Troubled teen’s failed Pierce County adoption prompts $500K payout
AI-generated summary reviewed by our newsroom.
- A Pierce County family adopted a teen in 2019, but was unaware of her troubled history.
- The family, who alleged DCYF withheld revealing records, received $2.5M in a legal claim.
- The adoptee sued DCYF, alleging an adoption set up to fail. The case settled for $500K.
Washington state has agreed to pay $500,000 to settle a lawsuit that alleged a teenage girl’s adoption in Pierce County was set up to fail because a child-welfare agency withheld revealing information from the adoptive family.
The civil complaint, filed in 2023 by the adoptee, claimed that the adoption four years earlier was unsuccessful because the Washington State Department of Children, Youth & Families didn’t turn over records to the family that showed the 15-year-old struggled with mental health and behavioral issues and had previous confrontations with foster siblings, adults and pets.
Had those issues been known, the family would have foregone the adoption due to safety concerns for their children, according to the lawsuit.
Instead, a DCYF social worker assured the family of seven that the teen would fit in well, despite hundreds of pages in the girl’s file that showed treatment for behavioral problems, a psychiatric diagnosis and emergency removals from foster-care families due to disruptive behavior, the suit said. Two professional assessments said that the girl would best acclimate into a household with no other kids or, at least, no boys, according to the suit. The profile didn’t match the adoptive family.
The girl, identified by her initials in the lawsuit, was physically aggressive. Her adoptive parents, who already had five children including two with physical or developmental disabilities, slept in shifts to protect their other children. The teen’s last years before adulthood were spent in some form of residential treatment, and she was discharged from a long-term inpatient program at Western State Hospital upon turning 18, according to the suit.
“The degree of trauma that all the parties involved suffered is — it’s really hard to imagine,” attorney Michael Schwartz, who represented the plaintiff, said in an interview Dec. 1. “It’s extraordinary how much damage was done.”
DCYF declined to comment on the settlement Dec. 2. In its formal response to the lawsuit, the agency denied allegations of negligence and fraud/misrepresentation, court records show.
A trial scheduled for Nov. 17 was cancelled after a settlement was finalized on Nov. 12, with the state agreeing in a stipulated judgment to pay $500,000 to resolve the matter without admitting liability, according to court records.
It wasn’t the first legal action taken over the failed adoption. The adoptive family previously filed a legal claim against the state that resulted in a $2.5 million payout, according to the lawsuit. The adopted teen similarly filed a legal claim after she turned 18, but DCYF rejected it, leading her to file the lawsuit, according to Schwartz, who also represented the family in their matter.
In the family’s case, DCYF didn’t challenge allegations that the adoption harmed the family or that the agency failed to disclose information as required by state law, resulting in an adoption that should have never occurred, Schwartz previously said.
The adopted child’s lawsuit was hamstrung by the court’s decision to grant DCYF’s request to dismiss a claim related to the agency’s purported withholding of records, Schwartz said Dec. 1. DCYF argued that the fraud claim should be tossed because the plaintiff never alleged that the agency failed to provide her with information about the home, court records show. DCYF’s request to additionally dismiss a claim of negligence was denied.
Without the fraud allegation, the damages that the plaintiff could receive at trial were limited because it made it more difficult to prove liability, according to Schwartz. The plaintiff did not wish to appeal the court’s decision, which would set off a lengthy process with an uncertain outcome, he added.

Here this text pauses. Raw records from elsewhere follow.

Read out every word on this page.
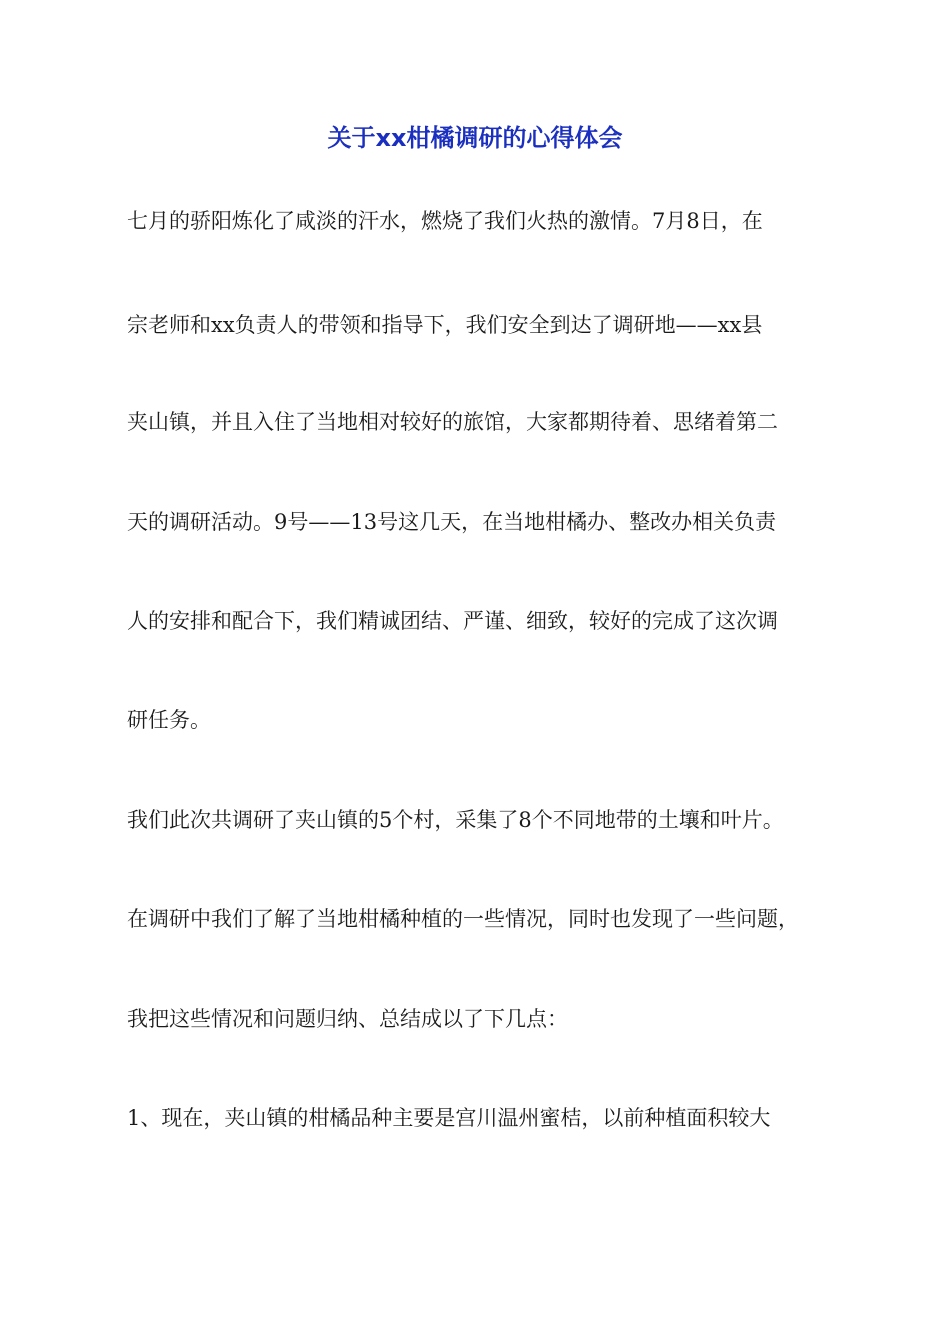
关于xx柑橘调研的心得体会
七月的骄阳炼化了咸淡的汗水，燃烧了我们火热的激情。7月8日，在
宗老师和xx负责人的带领和指导下，我们安全到达了调研地——xx县
夹山镇，并且入住了当地相对较好的旅馆，大家都期待着、思绪着第二
天的调研活动。9号——13号这几天，在当地柑橘办、整改办相关负责
人的安排和配合下，我们精诚团结、严谨、细致，较好的完成了这次调
研任务。
我们此次共调研了夹山镇的5个村，采集了8个不同地带的土壤和叶片。
在调研中我们了解了当地柑橘种植的一些情况，同时也发现了一些问题，
我把这些情况和问题归纳、总结成以了下几点：
1、现在，夹山镇的柑橘品种主要是宫川温州蜜桔，以前种植面积较大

“In my mind, when you’re dealing with a child who starts going through this episode when she’s 15, 16, 17 years old, I wanted more for her,” Schwartz said about the settlement. “I really did.”
In an August court filing seeking to dismiss all claims, DCYF said there was no evidence to support that the adoptive family’s home was not suitable for the plaintiff.
The plaintiff spent several months prior to the adoption with the family, whom she had chosen from two placement options, and “everything went extremely well,” according to the filing.
Also, the plaintiff could not prove that DCYF’s alleged omissions caused her harm, according to the filing.
“In this case, the issues in the (adoptive family’s) home began with Plaintiff’s own behavioral deterioration,” the filing said. “Given Plaintiff’s history, this could have occurred in any adoptive placement, and Plaintiff has offered no evidence that she would have certainly had a successful adoption in a different home.”
Schwartz said his client, who entered the foster-care system after an abusive and neglectful childhood, was “doing very well, everything considered.” She intends to use the settlement proceeds to get the help she needs, he added. In a follow-up statement Tuesday, he addressed an earlier question about the settlement’s ability to spark any changes that he views are necessary.
“I don’t believe these cases have much of any impact on the behavior of DCYF because the impact would only come about through acknowledgement that management and line staff are doing something fundamentally wrong,” Schwartz said. “And — at the end of the day — I believe the agency is more interested in protecting itself than it is in protecting children.”